Ein weiteres, trotz Krieg und Wiederaufbau erhaltenes Zeugnis der Moller‘schen Aufnahme römisch-antiker Vorbilder stellt das einstige Hoftheater direkt neben dem Hessischen Landesmuseum dar, das heute das Hessische Staatsarchiv beherbergt. Vom Moller’schen Gebäude selbst ist nach einem Großbrand im Jahr 1871 nur der Portikus geblieben. Sein Giebel ruht auf sechs Säulen und folgt damit einem Typus der römischen Tempelarchitektur, wie er beispielsweise beim Saturntempel am Forum Romanum zur Ausführung gekommen ist. Das Korkmodell von dessen sechssäuligen Portikus befindet sich ebenfalls unter den Werken Antonio Chichis im HLMD.

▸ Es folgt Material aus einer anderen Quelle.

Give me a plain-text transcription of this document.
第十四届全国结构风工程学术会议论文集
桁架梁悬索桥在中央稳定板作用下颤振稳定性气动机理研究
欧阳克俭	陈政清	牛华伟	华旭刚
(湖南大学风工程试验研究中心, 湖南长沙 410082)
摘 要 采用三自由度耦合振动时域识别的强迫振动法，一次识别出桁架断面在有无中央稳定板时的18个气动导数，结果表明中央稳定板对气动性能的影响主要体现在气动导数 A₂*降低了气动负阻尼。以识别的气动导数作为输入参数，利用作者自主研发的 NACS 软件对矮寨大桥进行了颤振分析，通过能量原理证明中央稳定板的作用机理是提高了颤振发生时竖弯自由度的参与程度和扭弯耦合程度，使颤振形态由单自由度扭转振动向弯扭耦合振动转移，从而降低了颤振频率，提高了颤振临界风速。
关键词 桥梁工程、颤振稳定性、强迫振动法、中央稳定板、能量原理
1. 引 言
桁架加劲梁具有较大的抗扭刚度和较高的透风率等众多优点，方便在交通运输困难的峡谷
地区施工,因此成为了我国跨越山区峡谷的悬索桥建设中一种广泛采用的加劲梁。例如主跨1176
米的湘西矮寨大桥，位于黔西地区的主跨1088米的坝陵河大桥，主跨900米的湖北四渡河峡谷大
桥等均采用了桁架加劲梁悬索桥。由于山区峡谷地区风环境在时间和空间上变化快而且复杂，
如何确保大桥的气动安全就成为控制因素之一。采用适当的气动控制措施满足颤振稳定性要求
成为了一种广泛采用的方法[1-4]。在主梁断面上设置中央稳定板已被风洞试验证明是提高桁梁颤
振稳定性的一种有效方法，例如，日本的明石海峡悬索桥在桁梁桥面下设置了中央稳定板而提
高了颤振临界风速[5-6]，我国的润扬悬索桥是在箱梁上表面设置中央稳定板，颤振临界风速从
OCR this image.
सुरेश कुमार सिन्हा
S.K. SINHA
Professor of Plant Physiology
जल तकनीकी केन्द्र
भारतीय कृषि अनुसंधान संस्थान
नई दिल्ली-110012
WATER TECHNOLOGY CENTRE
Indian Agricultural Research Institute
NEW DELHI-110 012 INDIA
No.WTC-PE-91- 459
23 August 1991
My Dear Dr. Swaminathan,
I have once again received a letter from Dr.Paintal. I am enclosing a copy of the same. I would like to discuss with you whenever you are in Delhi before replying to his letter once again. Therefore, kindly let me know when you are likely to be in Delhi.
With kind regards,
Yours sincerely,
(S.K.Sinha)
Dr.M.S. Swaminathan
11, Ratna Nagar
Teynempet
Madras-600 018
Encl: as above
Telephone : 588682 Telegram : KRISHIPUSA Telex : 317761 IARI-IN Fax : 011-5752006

(li.) Ehemaliges Hoftheater in Darmstadt mit dem Säulenportikus nach einem Entwurf Georg Mollers um 1814, Foto: Andreas Pesch; (re.) Antonio Chichi, Korkmodell des Tempels des Saturn, um 1790, Inv. Nr. Ko 8. Foto: © Wolfgang Fuhrmannek
Der vom Landesmuseum gewählte Ausstellungsfokus auf die Rezeption der Antike eröffnet, wie der Stadtrundgang zeigt, insofern eine interessante Perspektive, die über die präsentierten Zeugnisse der höfisch geprägten Elitenkultur hinausweist: Im 19. Jahrhundert sollte sich die Antikenrezeption „demokratisieren“. Der öffentliche Raum wurde zunehmend von den Vertretern klassizistischer Architekturauffassungen gestaltet, und die Antikenbegeisterung fand Eingang in die privaten Lebenswelten des Bürgertums, das sich seit dem Biedermeier mit Alltagsgegenständen umgab, die von Gestaltungsidealen geformt waren, die ihren Ursprung in der Antikenrezeption des 18. Jahrhunderts hatten. Es wäre wünschenswert, dass dieser vom Landesmuseum vorgeschlagene Blickwinkel konsequent weiterentwickelt würde. So könnten die Folgen für die bürgerlichen Lebenswelten in den Blick genommen werden. Von hier aus würde sich ein eleganter Anknüpfungspunkt zu einem anderen Sammlungsschwerpunkt des Museums ergeben: den Jugendstil, der sich in der bewussten Abgrenzung zu historisierenden Gestaltungsansätzen des 19. Jahrhunderts entwickelt hat.